As I have indicated before, what matters to me, and I believe to the public in general, are numbers that one can make sense of that truly inform any decision. That is what accounting was invented for (as one of my teacher once explained): provide decision makers with clear and relevant information.
Personally, it is the politicized way the government figures are derived and then presented that is dishonest, not the actual point accountants wish to make. And the PBO is just as bad, as his F-35 report demonstrated.
Information on the actual item cost of a system is important. Related costs that may be incurred as a result are important (imagine a totally new weapon that costs only 100 millions, but require us to add 5,000 extra service people). Expected operation and maintenance costs are important (and the underlying hypotheses, such as regular peacetime use vs war time use, etc.). But they must be properly presented so as to not create confusion, which means they must be contextualized into the existing budget plans, and not be allowed to be all added up into a single "total life cycle cost" figure that scares everyone.
So for instance, in the shipbuilding case, you would say something like: The AOPS will cost $900M each to build (item cost); during the seven years covered by construction, expenditures are expected to be "a" in year one, "b" in year two, etc. resulting in no increase in the Cf capital budget in year one and two, then $100M increase in capital budget of year three, etc (this contextualizes by indicating the changes only in each year, as other capital projects come to an end or have lower expenditures, etc.); to service the AOPS, we will have to spend $ 250M to build new jetties in Halifax and in Iqaluit (related costs); this will result in spending of "x" in each of the following capital expenditure budget years, with no effect/increases of "y" in those years budget (contextualized); expected O&M costs during the lifetime of the AOPS are expected to be "a" in year "x", "b" in year "y", etc. to the end of service and for normal peacetime use (hypothesis), which represents an increase/decrease of "y" dollars in year "a", etc. etc. and therefore, no change or an increase/decrease of "y" dollars in the overall CF budget for years "a", etc. etc.
This may seem long and convoluted, but the people and the lazy journalist who feed them information (1) would not have an overall scary figure to brandy about and (2) would be able to see immediately not just the specific various cost factors, but their projected effect in every budget year.
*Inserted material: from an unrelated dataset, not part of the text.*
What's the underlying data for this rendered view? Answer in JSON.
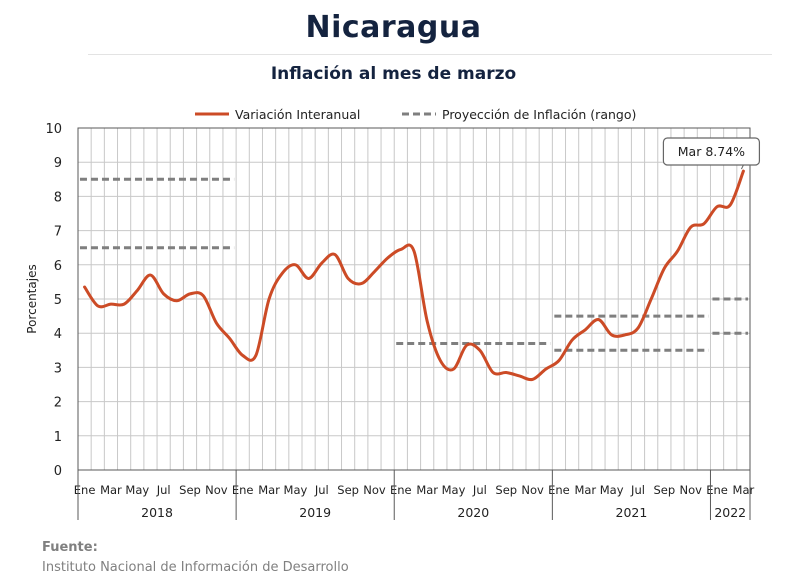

This last figure being the most important one.
This information exists, but it is currently buried in complex budget calculation internal to the department only, and the journalists don't usually go looking for them: The single total cycle cost figure is much larger and therefore more spectacular for the journalists. It sells more paper to say "The Canadian Navy fleet renewal will cost taxpayers $100b" than to say "The Canadian Navy fleet renewal will require a 2% annual increase in the CF capital acquisition budget for the next five years, remaining at that level thereafter but will not require increases in the annual defence budget otherwise, corrected for inflation."